Researchers have reviewed the role of mitochondria in cardiac diseases, highlighting different aspects of these multifaceted organelles and pointing out key processes, that, if deregulated, can lead to heart disease.
Heart muscle cells – or cardiomyocytes – rely heavily on mitochondria for their energy needs. Different mitochondrial processes that can be deregulated in someone with heart disease include regulation of the free radicals (which produce oxidative tissue damage), energy supply, and protein death.
According to the review, when it comes to mitochondria contributing to or sensing damage in the heart cells, attention should be paid to three parameters:
- A detoxification network within the mitochondria;
- The amount and function of specific proteins, including those called chaperones, that safeguard mitochondrial integrity;
- The control of mitochondrial shape and number (through mitochondrial union and clearance).
Mitochondria Processes: What can go wrong
There is a growing body of scientific literature implicating the increased generation and accumulation of cellular toxic waste – both of which can be traced back to mitochondrial malfunction – with cardiac failure and ischemic attacks (neurological dysfunction caused by loss of blood flow).
Additionally, changes in the expression of specific proteins, whether encoded in the mitochondria or not, can also affect how these organelles are able to cope during stress related to heart problems.
To complicate things further, there is a disruption in the cellular response that deals with defective proteins, which has also been associated with cardiac problems.

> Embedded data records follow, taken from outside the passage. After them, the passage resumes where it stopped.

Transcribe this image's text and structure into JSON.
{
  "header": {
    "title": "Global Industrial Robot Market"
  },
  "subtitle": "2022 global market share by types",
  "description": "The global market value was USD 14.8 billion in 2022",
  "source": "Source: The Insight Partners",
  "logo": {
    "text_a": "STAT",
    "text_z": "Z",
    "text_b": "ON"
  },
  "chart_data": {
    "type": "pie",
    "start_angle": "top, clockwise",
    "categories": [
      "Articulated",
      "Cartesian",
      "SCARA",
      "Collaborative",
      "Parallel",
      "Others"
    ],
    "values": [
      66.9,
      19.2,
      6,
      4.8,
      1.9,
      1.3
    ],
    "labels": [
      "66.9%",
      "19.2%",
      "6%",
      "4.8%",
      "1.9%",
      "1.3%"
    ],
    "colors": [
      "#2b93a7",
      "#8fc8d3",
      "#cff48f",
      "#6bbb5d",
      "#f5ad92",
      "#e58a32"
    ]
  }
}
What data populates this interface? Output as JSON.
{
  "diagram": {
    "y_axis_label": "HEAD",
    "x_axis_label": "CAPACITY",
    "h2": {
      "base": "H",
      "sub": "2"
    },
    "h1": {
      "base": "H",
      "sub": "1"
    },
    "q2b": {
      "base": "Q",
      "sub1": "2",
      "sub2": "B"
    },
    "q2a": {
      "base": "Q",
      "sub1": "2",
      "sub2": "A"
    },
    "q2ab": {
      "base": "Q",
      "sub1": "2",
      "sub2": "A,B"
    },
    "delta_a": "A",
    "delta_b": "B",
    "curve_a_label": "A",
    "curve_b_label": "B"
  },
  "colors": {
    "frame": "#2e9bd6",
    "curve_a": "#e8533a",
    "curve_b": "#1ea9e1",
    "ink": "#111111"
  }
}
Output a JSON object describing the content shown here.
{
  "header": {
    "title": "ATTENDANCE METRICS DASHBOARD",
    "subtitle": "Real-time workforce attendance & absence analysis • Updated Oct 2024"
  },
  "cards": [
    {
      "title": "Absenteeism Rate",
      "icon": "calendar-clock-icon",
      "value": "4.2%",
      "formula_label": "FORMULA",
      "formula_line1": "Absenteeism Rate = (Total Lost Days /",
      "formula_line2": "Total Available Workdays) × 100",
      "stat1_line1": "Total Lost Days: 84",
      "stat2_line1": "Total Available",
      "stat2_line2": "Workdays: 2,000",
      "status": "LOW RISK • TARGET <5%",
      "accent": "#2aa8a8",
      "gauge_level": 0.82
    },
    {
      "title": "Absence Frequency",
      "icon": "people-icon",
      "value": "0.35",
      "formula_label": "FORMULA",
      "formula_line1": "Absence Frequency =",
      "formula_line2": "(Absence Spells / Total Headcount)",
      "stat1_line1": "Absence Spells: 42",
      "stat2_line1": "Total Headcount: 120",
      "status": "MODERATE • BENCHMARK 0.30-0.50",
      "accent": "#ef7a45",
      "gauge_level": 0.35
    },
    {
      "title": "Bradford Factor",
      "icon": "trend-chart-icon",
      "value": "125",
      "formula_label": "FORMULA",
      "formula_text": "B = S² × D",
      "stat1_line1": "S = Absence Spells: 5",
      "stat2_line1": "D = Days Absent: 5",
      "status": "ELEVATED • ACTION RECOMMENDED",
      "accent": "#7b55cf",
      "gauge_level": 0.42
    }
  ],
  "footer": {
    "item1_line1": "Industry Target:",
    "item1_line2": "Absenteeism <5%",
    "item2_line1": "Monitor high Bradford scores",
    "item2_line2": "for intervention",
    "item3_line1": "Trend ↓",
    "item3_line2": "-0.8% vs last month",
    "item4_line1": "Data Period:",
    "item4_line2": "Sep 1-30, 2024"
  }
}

Finally, maintaining mitochondrial size, shape, number, and location through mitochondrial merger and separation and mitophagy (the selective degradation of mitochondria) is just as important when it comes to healthy heart cells. When these processes are disrupted, cardiovascular diseases are far more likely to occur due to the accumulation of problematic mitochondria.
“The importance of functional mitochondrial to the heart has been highlighted by the fact that situations that lead to mitochondrial dysfunction are often associated with cardiac diseases,” the authors wrote in the report.
“Many of these diseases manifest later in life, where mitochondria seems to be less functional. Therefore, different levels of mechanisms of surveillance and quality control capable of detecting and fixing defects that affect mitochondrial performance are critical for the maintenance of long-lived cells with high energy demand such as cardiomyocytes.”
“However, future research focusing on the critical molecular events involved in mitochondrial quality control is needed to develop better pharmacological interventions,” the authors wrote in their review, emphasizing the need for additional experiments and clinical trials that analyze key parameters of mitochondrial performance.